The LL-37 safety profile is complex because of the dual antimicrobial / pro-inflammatory nature.

Concentration-dependent cytotoxicity. At concentrations above 1 to 10 µM, LL-37 is cytotoxic to multiple human cell types. Systemic administration risks producing serum concentrations in this range with broad cytotoxic effects.

Pro-inflammatory effects in disease. Systemic LL-37 administration could theoretically drive autoimmune or autoinflammatory disease (psoriasis-like, lupus-like) through the self-DNA presentation mechanism.

Hemolysis risk. Cationic peptides have documented hemolytic activity at high concentrations.

Limited pharmacokinetic data. The few clinical studies have used topical or local administration to limit systemic exposure.

No long-term safety database. The absence of Phase 3 trials means no large-scale safety database exists for any LL-37-based product.

The safety challenges have been a major obstacle to clinical development.
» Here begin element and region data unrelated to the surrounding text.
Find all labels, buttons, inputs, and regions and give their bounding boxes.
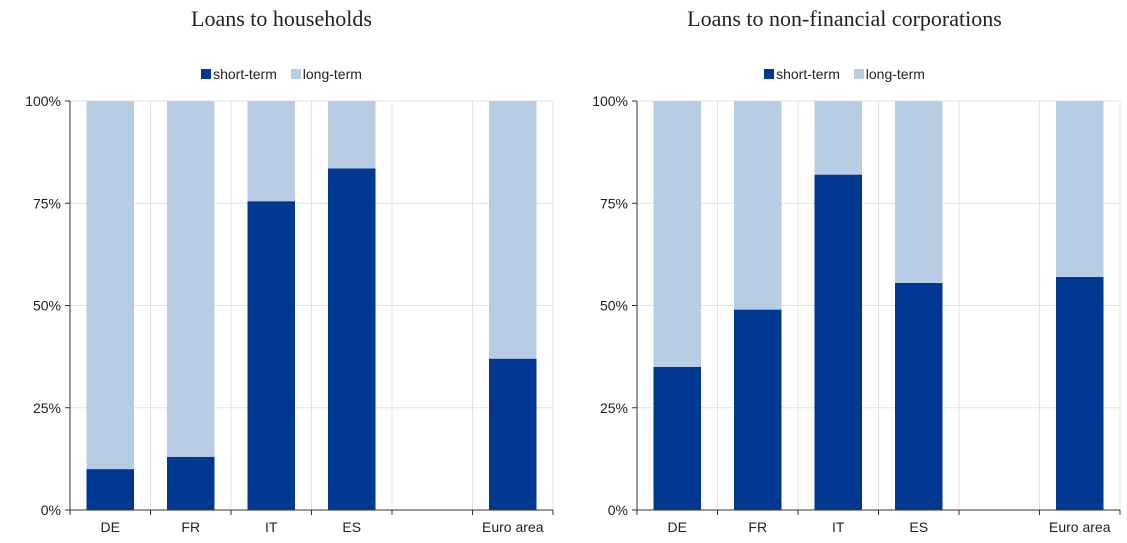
legend-swatch-long-term [853, 69, 864, 79]
x-tick-label: Euro area [482, 519, 544, 535]
long-term-bar [328, 101, 376, 169]
short-term-bar [328, 168, 376, 511]
x-tick-label: Euro area [1049, 519, 1111, 535]
y-tick-label: 25% [33, 400, 61, 416]
long-term-bar [895, 101, 943, 284]
long-term-bar [734, 101, 782, 310]
legend-swatch-long-term [290, 69, 301, 79]
short-term-bar [86, 469, 134, 510]
y-tick-label: 25% [600, 400, 628, 416]
x-tick-label: DE [668, 519, 687, 535]
long-term-bar [167, 101, 215, 457]
y-tick-label: 100% [592, 93, 628, 109]
legend-label: short-term [213, 66, 277, 82]
chart-legend: short-term long-term [0, 66, 563, 82]
x-tick-label: IT [832, 519, 845, 535]
y-tick-label: 0% [608, 502, 628, 518]
short-term-bar [1056, 276, 1104, 510]
y-tick-label: 50% [33, 298, 61, 314]
chart-title: Loans to households [191, 6, 372, 31]
households-bar-chart: 0% 25% 50% 75% 100% DE FR IT ES Euro area [25, 93, 554, 535]
long-term-bar [489, 101, 537, 359]
y-tick-label: 50% [600, 298, 628, 314]
legend-swatch-short-term [201, 69, 212, 79]
x-tick-label: FR [181, 519, 200, 535]
households-chart-panel: Loans to households short-term long-term… [0, 0, 563, 543]
y-tick-label: 75% [600, 195, 628, 211]
legend-item-long-term: long-term [290, 66, 362, 82]
chart-legend: short-term long-term [563, 66, 1126, 82]
x-tick-label: FR [748, 519, 767, 535]
short-term-bar [247, 201, 295, 510]
legend-item-long-term: long-term [853, 66, 925, 82]
long-term-bar [247, 101, 295, 202]
x-tick-label: IT [265, 519, 278, 535]
legend-item-short-term: short-term [201, 66, 277, 82]
x-tick-label: ES [909, 519, 928, 535]
short-term-bar [653, 366, 701, 510]
legend-label: long-term [865, 66, 925, 82]
legend-label: long-term [302, 66, 362, 82]
short-term-bar [167, 456, 215, 510]
short-term-bar [814, 174, 862, 510]
x-tick-label: DE [101, 519, 120, 535]
y-tick-label: 0% [41, 502, 61, 518]
long-term-bar [86, 101, 134, 470]
short-term-bar [895, 283, 943, 510]
legend-swatch-short-term [764, 69, 775, 79]
legend-item-short-term: short-term [764, 66, 840, 82]
x-tick-label: ES [342, 519, 361, 535]
legend-label: short-term [776, 66, 840, 82]
chart-title: Loans to non-financial corporations [687, 6, 1002, 31]
corporations-chart-panel: Loans to non-financial corporations shor… [563, 0, 1126, 543]
y-tick-label: 100% [25, 93, 61, 109]
corporations-bar-chart: 0% 25% 50% 75% 100% DE FR IT ES Euro area [592, 93, 1121, 535]
long-term-bar [814, 101, 862, 175]
long-term-bar [1056, 101, 1104, 277]
short-term-bar [489, 358, 537, 510]
short-term-bar [734, 309, 782, 510]
y-tick-label: 75% [33, 195, 61, 211]
long-term-bar [653, 101, 701, 367]
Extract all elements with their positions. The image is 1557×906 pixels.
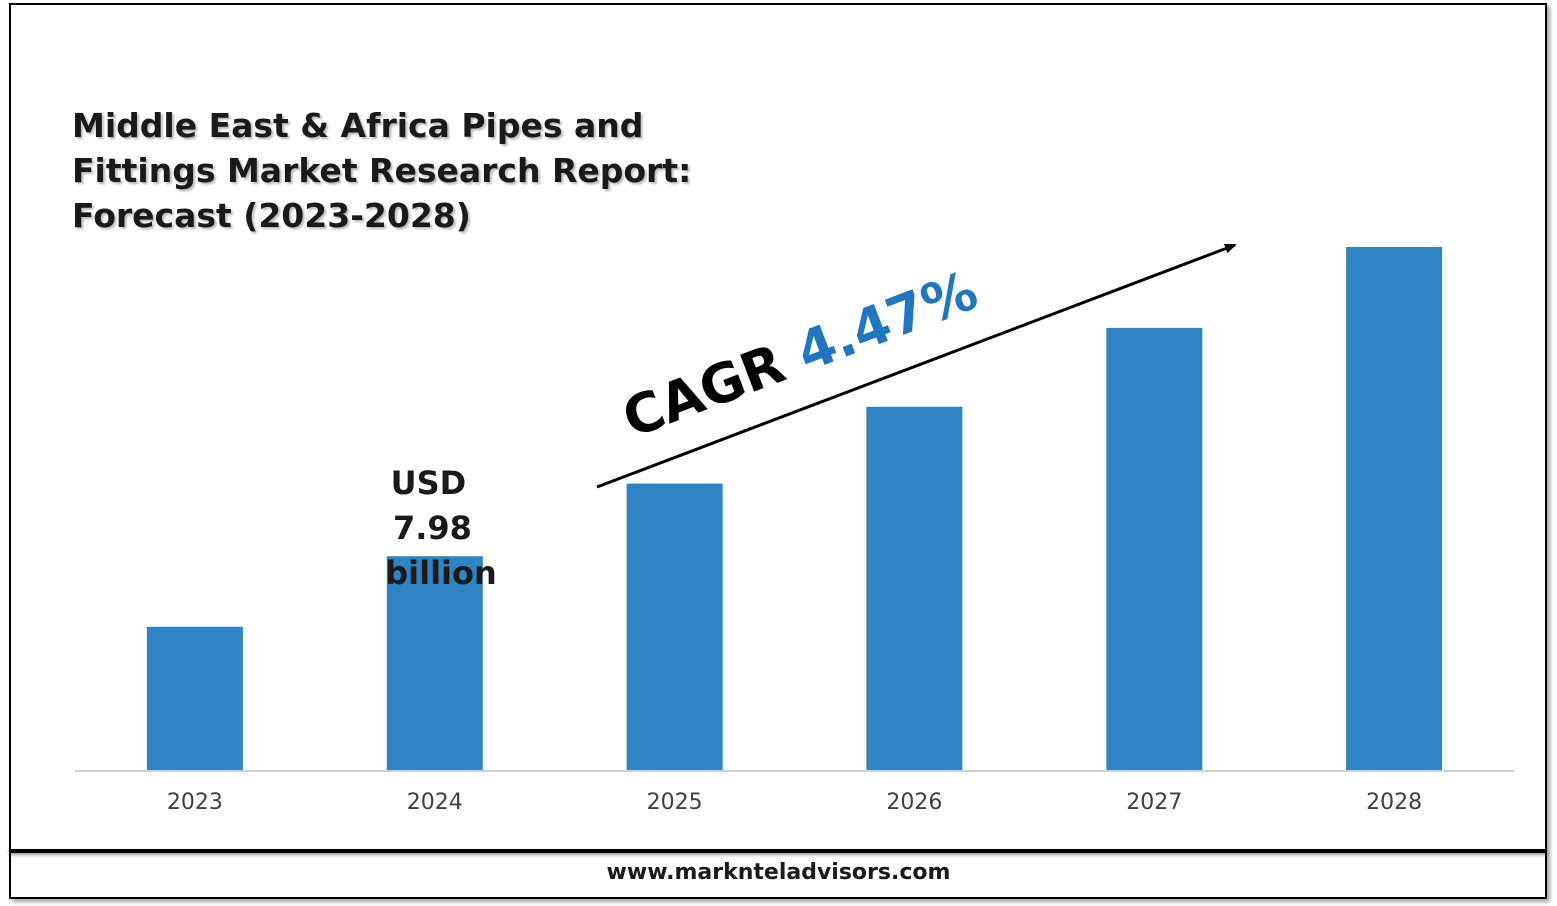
cagr-prefix: CAGR bbox=[614, 325, 810, 450]
bar-2023 bbox=[146, 626, 243, 770]
value-label-line-3: billion bbox=[385, 554, 497, 592]
value-label-line-2: 7.98 bbox=[393, 509, 472, 547]
x-tick-label-2028: 2028 bbox=[1366, 790, 1422, 815]
footer-website: www.marknteladvisors.com bbox=[606, 860, 951, 885]
bar-2028 bbox=[1346, 247, 1443, 770]
value-label-line-1: USD bbox=[391, 464, 467, 502]
bar-2024 bbox=[386, 556, 483, 770]
footer-divider bbox=[9, 849, 1547, 853]
chart-title: Middle East & Africa Pipes and Fittings … bbox=[72, 106, 692, 235]
x-tick-labels: 2023 2024 2025 2026 2027 2028 bbox=[167, 790, 1422, 815]
x-tick-label-2027: 2027 bbox=[1126, 790, 1182, 815]
bars-group bbox=[146, 247, 1443, 770]
x-tick-label-2024: 2024 bbox=[407, 790, 463, 815]
x-tick-label-2025: 2025 bbox=[647, 790, 703, 815]
cagr-arrow bbox=[596, 243, 1237, 489]
bar-2027 bbox=[1106, 327, 1203, 770]
value-label-2024: USD 7.98 billion bbox=[385, 464, 497, 592]
x-tick-label-2023: 2023 bbox=[167, 790, 223, 815]
chart-frame bbox=[9, 3, 1547, 899]
cagr-value: 4.47% bbox=[788, 259, 986, 384]
x-tick-label-2026: 2026 bbox=[886, 790, 942, 815]
bar-2026 bbox=[866, 406, 963, 770]
bar-2025 bbox=[626, 483, 723, 770]
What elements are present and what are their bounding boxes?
Modified analogs with reduced cytotoxicity and pro-inflammatory effects are an active area of research.

The antimicrobial peptide field has multiple candidate molecules.

LL-37 vs Defensins. Defensins are the other major family of human antimicrobial peptides. Alpha-defensins (HNP-1 through HNP-4) are produced by neutrophils. Beta-defensins are produced by epithelial cells. Different structural class (beta-sheet rather than alpha-helix) but overlapping antimicrobial spectrum. The two families work together as innate immune effectors.

LL-37 vs Magainins. Magainins are frog-derived antimicrobial peptides that have been studied extensively. Different species origin but similar broad-spectrum activity. Pexiganan (a magainin analog) was developed for diabetic foot infection but did not receive FDA approval.

LL-37 vs Nisin. Nisin is a bacterial-derived lantibiotic used as a food preservative. Different structural class. Approved for food use, not therapeutic use.

LL-37 vs Bacitracin / Polymyxin / Vancomycin. Conventional antibiotic peptides. Approved and widely used. LL-37 has been positioned as a candidate for antibiotic-resistant infections where conventional options fail.

LL-37 vs KPV / BPC-157 / TB-500. Different mechanism classes. KPV is anti-inflammatory through NF-κB. BPC-157 and TB-500 are healing peptides. LL-37 is primarily antimicrobial with secondary immunomodulatory effects.

The antimicrobial peptide therapeutic field has been challenging across all candidates due to manufacturing costs, pharmacokinetic limitations, and safety considerations. No member of this peptide class has achieved broad FDA approval for systemic antimicrobial use.